The NGO letter also noted that the WTO has ignored the repeated requests of developing countries for a comprehensive assessment of the developmental, environmental, social and gender impacts of service liberalization before continuing with the GATS negotiations. In this respect, it cited a recent study paper by the UNCTAD secretariat that questions the promised benefits of privatization and liberalization in the service sector and shows how developing countries will lose flexibility in public policy-making under the GATS.
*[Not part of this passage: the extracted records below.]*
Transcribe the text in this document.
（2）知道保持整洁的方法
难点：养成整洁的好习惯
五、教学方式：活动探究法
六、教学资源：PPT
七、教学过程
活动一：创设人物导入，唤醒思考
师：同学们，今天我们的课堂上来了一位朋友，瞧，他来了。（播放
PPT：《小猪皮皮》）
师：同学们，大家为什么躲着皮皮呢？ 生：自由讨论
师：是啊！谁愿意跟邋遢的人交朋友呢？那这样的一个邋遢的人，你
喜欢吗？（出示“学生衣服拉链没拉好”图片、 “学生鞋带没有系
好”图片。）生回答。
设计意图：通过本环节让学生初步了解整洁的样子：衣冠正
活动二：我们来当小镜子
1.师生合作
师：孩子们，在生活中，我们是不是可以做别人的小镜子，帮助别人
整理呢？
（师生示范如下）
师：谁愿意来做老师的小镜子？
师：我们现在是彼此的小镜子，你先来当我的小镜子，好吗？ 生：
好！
The civil society groups also pointed to recent WTO rulings on services such as the Telmex case and the US gambling case, which highlight the dangers of making commitments to open up service sectors without knowing the full implications, even for countries experienced in trade matters. "The GATS regime contains other equally pernicious measures that can be used to undercut or reduce the space of governments for public policy making," the groups cautioned, noting that the Domestic Regulation Article VI.4 of the GATS, for example, makes provisions for governments to challenge unwanted laws and regulations of another country, which may be perceived as a disguised barrier to trade.
Yet, the groups said, as the UNCTAD secretariat study points out, such challenges can also reduce the policymaking and regulatory flexibility/security of developing countries. The right to regulate and maintain policy flexibility is essential for developing countries to ensure that their own development priorities and strategies are advanced, especially since most of them do not have optimal policy-making and institutional frameworks in place.